Metadata and Documentation¶
Descriptive metadata and documentation are critical to maintaining data quality. Metadata is “data about the data” that describes and contextualizes the dataset to ensure it is understandable to future users. Beyond standardized metadata, useful documentation might include standard operations procedures, field notes, etc., from which metadata may be derived or referenced.
Throughout the data lifecycle, both the metadata and documentation must be recorded and updated to reflect the actions taken to the data. This includes collection, acquisition, processing, quality review, and analysis, as well as any other stage of the data lifecycle.
Metadata¶
Metadata describes information about a dataset to ensure that it can be understood and re-used properly in the future. Content of the metadata record includes where the data were collected, who is responsible for the data, why the data were created, and how the data are organized. Metadata generally follows a standard format to ensure the semantics of metadata fields are understood by creators and consumers of the metadata, to ease the use of the metadata in catalog and discovery systems, and simplify automatic machine-to-machine transfer of records.
The Research Workspace includes an integrated metadata editor to generate metadata in the FGDC-endorsed ISO 19110 and 19115-2 standards for geospatial metadata. Refer to the Metadata Best Practices section for help creating scientific metadata using the Research Workspace metadata editor. The BPSM document provides field-by-field guidance on how to write high-quality metadata.
Additional Data Documentation¶
Save documentation about the data in non-proprietary file formats, such as .txt, .xml, or .pdf.
Images, pictures, or figures should be saved as JPEG or GIF files.
The name of the documentation should follow a logical naming convention identical to the related data file(s), but indicating that the file is a metadata record, e.g. [data_file_name]_METADATA.xml.
For complicated datasets, supplemental documentation is more useful when structured as a user’s guide for the data. When constructing such a guide, include enough detail for someone with sufficient domain knowledge to understand, trust, and reuse your data 20+ years in the future.
Data Preservation¶
Preservation of data involves the publication or archiving of data in organization or domain-focused repository to ensure its long-term viability, accessibility, and usability by the broader scientific community. Planning to archive your data should be part of the planning process for your research project, and not left until the very end.

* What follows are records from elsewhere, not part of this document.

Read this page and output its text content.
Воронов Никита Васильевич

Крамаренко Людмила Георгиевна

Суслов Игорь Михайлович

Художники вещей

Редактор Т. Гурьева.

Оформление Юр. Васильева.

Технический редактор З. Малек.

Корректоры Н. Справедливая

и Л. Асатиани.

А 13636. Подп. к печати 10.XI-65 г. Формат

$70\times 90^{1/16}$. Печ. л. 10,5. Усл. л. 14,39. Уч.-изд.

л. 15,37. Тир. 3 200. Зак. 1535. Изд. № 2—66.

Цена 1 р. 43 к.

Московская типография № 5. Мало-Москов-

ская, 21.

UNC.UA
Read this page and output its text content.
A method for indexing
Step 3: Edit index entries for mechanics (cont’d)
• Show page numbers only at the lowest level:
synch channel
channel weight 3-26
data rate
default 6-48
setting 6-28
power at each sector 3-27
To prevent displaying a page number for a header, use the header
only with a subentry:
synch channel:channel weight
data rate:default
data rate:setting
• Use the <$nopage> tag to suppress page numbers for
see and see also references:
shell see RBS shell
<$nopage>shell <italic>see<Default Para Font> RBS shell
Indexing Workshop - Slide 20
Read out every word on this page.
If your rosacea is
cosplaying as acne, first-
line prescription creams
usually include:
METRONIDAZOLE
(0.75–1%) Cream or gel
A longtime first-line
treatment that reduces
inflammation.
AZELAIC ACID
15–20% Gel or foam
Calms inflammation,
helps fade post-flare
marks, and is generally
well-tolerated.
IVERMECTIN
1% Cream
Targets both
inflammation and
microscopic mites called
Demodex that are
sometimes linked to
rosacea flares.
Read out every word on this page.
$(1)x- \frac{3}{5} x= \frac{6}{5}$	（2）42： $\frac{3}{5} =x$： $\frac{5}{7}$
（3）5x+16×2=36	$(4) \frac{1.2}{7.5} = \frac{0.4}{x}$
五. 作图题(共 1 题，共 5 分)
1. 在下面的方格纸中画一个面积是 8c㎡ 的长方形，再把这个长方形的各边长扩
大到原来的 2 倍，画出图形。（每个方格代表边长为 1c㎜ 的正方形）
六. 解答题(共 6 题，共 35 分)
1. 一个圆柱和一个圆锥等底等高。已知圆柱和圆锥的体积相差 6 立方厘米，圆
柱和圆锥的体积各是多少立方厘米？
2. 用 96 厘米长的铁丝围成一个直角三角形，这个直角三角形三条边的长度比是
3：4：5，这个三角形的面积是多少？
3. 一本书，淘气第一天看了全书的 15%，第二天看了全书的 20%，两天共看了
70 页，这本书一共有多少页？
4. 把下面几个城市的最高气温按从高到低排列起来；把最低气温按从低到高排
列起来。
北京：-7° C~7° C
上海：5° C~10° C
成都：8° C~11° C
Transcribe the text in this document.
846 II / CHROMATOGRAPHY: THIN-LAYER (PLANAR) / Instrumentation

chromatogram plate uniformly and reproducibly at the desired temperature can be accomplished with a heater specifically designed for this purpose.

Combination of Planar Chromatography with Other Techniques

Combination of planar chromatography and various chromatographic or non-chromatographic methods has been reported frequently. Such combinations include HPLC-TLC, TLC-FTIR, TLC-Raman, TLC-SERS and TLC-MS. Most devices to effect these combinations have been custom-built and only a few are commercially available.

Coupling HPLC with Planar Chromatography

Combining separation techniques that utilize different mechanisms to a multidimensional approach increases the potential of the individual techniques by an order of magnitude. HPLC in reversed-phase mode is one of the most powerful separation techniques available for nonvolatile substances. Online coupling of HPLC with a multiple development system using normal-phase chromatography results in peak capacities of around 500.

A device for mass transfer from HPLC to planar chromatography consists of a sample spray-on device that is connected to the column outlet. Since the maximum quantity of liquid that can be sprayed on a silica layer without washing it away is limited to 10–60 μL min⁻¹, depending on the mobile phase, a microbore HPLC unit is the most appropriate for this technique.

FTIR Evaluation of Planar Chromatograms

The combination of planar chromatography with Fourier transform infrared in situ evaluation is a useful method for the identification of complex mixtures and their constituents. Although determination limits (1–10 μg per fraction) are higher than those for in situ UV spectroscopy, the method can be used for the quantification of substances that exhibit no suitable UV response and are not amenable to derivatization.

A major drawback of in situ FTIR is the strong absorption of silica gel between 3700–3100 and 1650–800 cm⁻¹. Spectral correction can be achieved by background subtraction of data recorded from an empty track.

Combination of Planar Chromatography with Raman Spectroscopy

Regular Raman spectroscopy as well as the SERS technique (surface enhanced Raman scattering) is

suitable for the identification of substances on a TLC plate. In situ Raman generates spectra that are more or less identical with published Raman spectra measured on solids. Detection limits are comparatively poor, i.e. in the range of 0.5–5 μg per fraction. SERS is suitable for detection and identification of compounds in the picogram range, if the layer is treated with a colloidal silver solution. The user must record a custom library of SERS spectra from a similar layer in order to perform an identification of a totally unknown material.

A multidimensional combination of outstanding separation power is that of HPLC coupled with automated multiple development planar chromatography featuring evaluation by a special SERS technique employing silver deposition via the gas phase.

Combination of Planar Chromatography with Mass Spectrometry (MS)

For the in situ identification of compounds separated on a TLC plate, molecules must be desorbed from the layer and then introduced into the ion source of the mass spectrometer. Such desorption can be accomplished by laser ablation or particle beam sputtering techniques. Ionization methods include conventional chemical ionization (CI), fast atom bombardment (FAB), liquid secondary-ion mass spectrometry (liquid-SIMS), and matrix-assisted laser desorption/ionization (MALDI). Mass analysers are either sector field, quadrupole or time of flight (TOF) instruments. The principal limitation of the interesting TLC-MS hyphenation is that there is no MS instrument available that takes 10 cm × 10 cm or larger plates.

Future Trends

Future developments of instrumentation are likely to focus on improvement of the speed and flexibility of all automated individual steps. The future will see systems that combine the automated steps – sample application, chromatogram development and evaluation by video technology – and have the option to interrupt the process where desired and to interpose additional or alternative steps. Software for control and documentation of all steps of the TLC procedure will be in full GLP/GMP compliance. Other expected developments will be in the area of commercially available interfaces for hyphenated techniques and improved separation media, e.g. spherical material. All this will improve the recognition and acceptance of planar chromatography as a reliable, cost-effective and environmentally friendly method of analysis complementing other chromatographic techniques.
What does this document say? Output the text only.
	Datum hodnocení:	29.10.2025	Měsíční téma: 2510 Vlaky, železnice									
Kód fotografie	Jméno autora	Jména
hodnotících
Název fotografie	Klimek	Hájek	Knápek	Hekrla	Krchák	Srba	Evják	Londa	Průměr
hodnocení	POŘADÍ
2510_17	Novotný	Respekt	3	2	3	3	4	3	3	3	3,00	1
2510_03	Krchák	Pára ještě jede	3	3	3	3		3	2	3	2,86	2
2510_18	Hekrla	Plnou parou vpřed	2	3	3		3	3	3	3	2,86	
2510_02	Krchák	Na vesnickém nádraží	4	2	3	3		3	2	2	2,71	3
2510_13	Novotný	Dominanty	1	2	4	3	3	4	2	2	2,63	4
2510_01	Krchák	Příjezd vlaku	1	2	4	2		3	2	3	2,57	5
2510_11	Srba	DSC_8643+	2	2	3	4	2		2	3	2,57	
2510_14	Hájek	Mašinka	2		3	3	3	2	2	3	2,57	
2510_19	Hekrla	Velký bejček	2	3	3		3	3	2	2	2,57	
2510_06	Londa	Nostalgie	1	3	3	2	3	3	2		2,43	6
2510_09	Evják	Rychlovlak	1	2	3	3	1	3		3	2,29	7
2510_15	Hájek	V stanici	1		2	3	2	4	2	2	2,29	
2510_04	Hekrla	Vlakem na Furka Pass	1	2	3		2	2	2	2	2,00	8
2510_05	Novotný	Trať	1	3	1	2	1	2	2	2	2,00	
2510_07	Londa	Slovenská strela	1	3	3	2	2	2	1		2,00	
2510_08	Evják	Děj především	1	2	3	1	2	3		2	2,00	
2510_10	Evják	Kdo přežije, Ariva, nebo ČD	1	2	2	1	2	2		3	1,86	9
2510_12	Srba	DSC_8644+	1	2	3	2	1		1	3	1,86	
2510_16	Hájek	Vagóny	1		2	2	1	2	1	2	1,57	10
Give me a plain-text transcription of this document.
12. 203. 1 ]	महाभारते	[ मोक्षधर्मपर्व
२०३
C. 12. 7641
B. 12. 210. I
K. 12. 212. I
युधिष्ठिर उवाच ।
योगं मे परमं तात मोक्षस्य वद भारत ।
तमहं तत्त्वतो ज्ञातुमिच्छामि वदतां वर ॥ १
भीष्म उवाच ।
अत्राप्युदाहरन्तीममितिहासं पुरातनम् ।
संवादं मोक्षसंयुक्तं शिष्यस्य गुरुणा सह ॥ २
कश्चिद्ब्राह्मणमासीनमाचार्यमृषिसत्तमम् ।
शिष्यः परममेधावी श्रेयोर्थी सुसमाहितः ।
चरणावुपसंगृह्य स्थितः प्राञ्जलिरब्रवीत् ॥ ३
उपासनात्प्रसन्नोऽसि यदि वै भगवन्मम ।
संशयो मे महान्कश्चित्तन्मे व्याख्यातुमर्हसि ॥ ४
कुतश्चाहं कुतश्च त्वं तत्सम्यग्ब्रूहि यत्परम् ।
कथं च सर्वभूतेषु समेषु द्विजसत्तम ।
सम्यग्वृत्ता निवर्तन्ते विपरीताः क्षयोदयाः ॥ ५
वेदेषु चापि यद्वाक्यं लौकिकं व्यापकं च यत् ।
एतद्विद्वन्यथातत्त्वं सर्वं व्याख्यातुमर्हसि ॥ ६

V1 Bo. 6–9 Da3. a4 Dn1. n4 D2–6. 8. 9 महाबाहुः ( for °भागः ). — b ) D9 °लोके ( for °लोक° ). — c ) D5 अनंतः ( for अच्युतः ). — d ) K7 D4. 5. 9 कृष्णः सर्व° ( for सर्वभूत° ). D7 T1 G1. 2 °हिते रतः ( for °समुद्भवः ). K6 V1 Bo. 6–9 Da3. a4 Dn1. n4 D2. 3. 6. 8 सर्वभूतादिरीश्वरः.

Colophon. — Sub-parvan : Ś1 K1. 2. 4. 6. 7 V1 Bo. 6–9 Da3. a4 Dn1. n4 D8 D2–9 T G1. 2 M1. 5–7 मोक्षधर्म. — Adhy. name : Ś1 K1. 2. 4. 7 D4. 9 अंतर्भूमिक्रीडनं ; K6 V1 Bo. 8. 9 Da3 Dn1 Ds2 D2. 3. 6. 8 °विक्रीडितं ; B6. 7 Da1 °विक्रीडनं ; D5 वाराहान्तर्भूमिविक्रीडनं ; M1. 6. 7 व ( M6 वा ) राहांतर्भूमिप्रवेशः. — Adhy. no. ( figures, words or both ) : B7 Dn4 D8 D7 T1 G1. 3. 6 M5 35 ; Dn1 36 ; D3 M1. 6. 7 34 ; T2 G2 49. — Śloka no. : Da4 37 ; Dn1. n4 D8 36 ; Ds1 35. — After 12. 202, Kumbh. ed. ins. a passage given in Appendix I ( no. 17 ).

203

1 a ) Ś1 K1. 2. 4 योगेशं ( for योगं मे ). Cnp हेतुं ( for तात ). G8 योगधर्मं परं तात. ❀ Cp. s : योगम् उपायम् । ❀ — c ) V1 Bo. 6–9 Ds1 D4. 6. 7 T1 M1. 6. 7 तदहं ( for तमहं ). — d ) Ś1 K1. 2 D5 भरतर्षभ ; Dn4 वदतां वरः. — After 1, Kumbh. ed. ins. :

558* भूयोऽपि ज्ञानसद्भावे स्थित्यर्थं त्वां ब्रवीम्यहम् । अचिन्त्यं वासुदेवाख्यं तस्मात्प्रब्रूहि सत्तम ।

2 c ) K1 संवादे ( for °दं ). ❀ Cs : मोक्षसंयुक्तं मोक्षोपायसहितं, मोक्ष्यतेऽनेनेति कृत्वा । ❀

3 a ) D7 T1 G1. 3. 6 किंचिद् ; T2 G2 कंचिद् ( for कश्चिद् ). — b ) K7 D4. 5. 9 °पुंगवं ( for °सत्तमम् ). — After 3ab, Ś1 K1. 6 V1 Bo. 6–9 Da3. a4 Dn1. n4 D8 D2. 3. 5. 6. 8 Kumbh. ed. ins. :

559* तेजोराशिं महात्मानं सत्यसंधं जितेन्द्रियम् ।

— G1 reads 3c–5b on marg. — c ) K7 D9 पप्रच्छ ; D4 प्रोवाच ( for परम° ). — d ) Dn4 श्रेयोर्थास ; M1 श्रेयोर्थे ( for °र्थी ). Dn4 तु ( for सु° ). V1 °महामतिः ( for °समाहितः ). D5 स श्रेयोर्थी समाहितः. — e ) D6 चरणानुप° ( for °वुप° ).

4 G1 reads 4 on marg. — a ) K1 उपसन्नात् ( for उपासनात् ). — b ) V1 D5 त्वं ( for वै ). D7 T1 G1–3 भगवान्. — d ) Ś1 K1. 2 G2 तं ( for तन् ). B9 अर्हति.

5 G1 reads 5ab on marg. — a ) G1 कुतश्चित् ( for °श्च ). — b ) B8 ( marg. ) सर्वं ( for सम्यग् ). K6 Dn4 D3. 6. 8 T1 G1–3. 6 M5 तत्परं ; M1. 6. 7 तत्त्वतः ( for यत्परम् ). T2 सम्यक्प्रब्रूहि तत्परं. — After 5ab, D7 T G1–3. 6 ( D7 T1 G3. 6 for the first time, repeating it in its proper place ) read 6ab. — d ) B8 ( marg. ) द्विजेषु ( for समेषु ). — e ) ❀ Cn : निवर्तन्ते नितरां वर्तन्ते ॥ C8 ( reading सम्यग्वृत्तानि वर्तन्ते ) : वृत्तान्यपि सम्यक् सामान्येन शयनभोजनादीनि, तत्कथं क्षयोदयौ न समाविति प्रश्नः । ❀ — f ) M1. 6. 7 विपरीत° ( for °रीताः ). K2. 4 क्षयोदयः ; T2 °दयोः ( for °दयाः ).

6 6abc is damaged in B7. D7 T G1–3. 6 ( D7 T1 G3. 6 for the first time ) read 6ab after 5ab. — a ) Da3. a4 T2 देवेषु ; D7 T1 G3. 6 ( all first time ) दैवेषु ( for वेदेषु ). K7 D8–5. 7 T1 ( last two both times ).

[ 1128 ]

Identifying in the early stages of your project the data archive you’ll use and any additional requirements the archive imposes on data submissions will save you valuable time as your project finishes. Compiling data files and metadata for archive should be straightforward if you followed these best practice guidelines throughout the course of your project.
The Research Workspace includes an automated submission pathway for final datasets to the DataONE network. This pathway helps you assemble and validate the materials being sent to the archive.
For submission purposes, a complete dataset shall include:
Data files: data should be saved in preservation-ready formats with descriptive file names in a well-organized file structure.
Metadata: robust and standards-compliant metadata should accompany the data. Metadata may be provided at the file, folder, or campaign level depending on the specific structure of your archival package.
Supplemental documentation and files: provide any additional documentation or files required to assist future users understand and properly use your data.
If you plan to submit your data to a repository other than those with built-in submission capabilities from the Research Workspace, it is important to understand the additional data management steps required by the data archive center.